Edit: Added my original quote.



Sick, I'm on your team. <3

unfiltrator

unfiltrator

San Francisco, CA
April 2004

AUG 12, 2007 11:19 PM

The US get criticized for it's infant mortality rate just like it does it's large prison population, but to be honest I don't know anything about these criticisms.

gcash056

gcash056

Orlando, FL
October 2004

AUG 12, 2007 11:31 PM

Who cares. It's people having children. The less of these whiny shrieking evil monkey things I have on the plane (or in the theatre, or being breast-fed at the local restaurant) the BETTER. Having a brat needs to be as risky as possible.

BurningKrome

BurningKrome

San Jose, CA
April 2005

AUG 12, 2007 11:42 PM

I'm just amazed at how Bitch_PhD managed to find such an unusual way to turn an issue of horrific child-bearing conditions on the other side of the globe into a hateful commentary on Americans. And she didn't even take the slacker way out like commenting on how little financial, medical and political support the U.S. gives to countries like sub-Saharan Africa. She went for the long 'way round and decided Americans suck because the birthing process here has gotten too Goddamn easy...and we know it!

Sakes....

Clidna

Clidna

Canada
January 2005

AUG 13, 2007 12:38 AM

Hey... just because the nurses don't slap us, don't make it easy... having just had my third child a few months ago, I say this - if you've never done it, shaddap. wink

Bitch_PhD said:

...lucky enough to have access to a maternity ward and nurses.



Lucky enough? Sounds like they are luckier if they don't, and have the baby at home with family.
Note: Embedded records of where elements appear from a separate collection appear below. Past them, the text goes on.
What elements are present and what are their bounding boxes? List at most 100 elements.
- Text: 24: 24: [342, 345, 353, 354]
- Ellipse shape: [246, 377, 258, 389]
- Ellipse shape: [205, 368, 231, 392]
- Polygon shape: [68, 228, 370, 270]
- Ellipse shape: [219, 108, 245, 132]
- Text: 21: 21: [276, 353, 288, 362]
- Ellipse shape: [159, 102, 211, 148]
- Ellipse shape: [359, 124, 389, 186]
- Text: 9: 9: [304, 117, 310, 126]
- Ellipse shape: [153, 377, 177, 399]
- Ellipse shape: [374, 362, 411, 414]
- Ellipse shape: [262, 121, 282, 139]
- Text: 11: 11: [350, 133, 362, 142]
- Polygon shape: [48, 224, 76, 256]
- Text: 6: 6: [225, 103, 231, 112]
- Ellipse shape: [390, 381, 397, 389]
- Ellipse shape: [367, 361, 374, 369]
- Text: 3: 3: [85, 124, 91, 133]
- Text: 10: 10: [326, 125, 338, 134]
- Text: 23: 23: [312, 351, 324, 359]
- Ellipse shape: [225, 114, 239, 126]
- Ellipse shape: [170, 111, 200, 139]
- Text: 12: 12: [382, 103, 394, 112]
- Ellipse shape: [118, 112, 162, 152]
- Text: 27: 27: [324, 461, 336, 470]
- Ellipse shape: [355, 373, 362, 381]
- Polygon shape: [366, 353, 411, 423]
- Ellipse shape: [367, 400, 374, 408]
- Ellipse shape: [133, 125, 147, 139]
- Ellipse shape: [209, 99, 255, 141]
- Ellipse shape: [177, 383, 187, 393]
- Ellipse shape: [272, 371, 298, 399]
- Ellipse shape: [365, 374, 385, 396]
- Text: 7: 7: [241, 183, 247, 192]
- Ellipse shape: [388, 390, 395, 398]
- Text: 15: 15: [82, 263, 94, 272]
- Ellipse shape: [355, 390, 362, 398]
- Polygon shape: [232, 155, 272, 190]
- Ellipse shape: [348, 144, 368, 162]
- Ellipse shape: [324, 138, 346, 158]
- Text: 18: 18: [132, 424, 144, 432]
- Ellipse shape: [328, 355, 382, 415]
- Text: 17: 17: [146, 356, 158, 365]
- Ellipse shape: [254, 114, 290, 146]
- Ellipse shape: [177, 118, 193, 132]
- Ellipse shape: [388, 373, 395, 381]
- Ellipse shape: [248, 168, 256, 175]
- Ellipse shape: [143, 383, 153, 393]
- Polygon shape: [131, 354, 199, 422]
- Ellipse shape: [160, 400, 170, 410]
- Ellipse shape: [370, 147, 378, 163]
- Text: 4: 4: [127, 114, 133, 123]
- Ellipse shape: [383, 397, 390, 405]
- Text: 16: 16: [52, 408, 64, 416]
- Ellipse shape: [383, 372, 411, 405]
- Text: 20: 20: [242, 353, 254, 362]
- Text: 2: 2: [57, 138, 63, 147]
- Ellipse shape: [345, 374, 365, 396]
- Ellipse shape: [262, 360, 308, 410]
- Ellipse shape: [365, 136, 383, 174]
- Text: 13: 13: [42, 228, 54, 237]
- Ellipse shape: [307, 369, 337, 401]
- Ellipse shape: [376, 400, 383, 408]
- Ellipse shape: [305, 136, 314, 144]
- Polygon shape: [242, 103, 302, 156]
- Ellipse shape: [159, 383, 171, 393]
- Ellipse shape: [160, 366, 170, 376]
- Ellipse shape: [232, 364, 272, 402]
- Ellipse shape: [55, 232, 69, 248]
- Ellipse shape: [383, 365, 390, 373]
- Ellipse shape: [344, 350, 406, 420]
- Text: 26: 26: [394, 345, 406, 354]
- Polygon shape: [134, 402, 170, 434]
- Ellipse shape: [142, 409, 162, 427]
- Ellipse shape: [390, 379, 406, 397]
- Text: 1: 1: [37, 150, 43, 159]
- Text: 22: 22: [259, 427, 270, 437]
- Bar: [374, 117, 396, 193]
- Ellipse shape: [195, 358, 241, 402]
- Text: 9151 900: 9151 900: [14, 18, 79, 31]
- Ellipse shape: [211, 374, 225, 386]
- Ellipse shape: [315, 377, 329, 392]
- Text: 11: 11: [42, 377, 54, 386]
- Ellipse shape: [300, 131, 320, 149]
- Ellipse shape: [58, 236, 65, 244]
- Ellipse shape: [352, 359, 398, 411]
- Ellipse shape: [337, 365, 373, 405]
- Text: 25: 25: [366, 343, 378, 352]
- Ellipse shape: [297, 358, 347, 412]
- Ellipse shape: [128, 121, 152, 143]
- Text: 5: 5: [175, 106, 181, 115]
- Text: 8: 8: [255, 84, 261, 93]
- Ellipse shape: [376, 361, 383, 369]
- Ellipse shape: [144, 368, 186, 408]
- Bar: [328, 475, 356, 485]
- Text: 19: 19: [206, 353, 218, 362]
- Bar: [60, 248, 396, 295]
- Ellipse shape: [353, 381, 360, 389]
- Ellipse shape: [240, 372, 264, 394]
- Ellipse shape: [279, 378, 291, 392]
It doesn't sound like the nurses would do a whole lot if there were complications, unfortunately.


And to those jumping on the "1 in 16 chance of dying in childbirth", do we really need to argue points about rates, and what word should be used, etc? I think the point is that childbearing women in Africa have a 1 in 16 chance of dying at some point in their reproductive years from childbirth. As compared to our developed regions (which includes Canada, USA, Japan, Australia & New Zealand), 1 in 2,800.

Maternal Mortality in 2000 - page 9 has the table.

DhD_No_Pants

DhD_No_Pants

Katy, TX
May 2006

AUG 13, 2007 05:53 AM

My mother was told by her doctor here in the good ol' US of A that my little brother was missing the top half of his head and that she should go ahead and abort the fetus.

Turns out that he was just hiding behind her hugely infected bladder.

Now we wonder if all of the drugs they pumped into her, with the combination of said drug induced early labor is the reason he still wears diapers at the tender age of 18.

Not exactly slapping her around and leaving her in a pool of her own blood, but also not what you really expect from our advanced maternity care wards.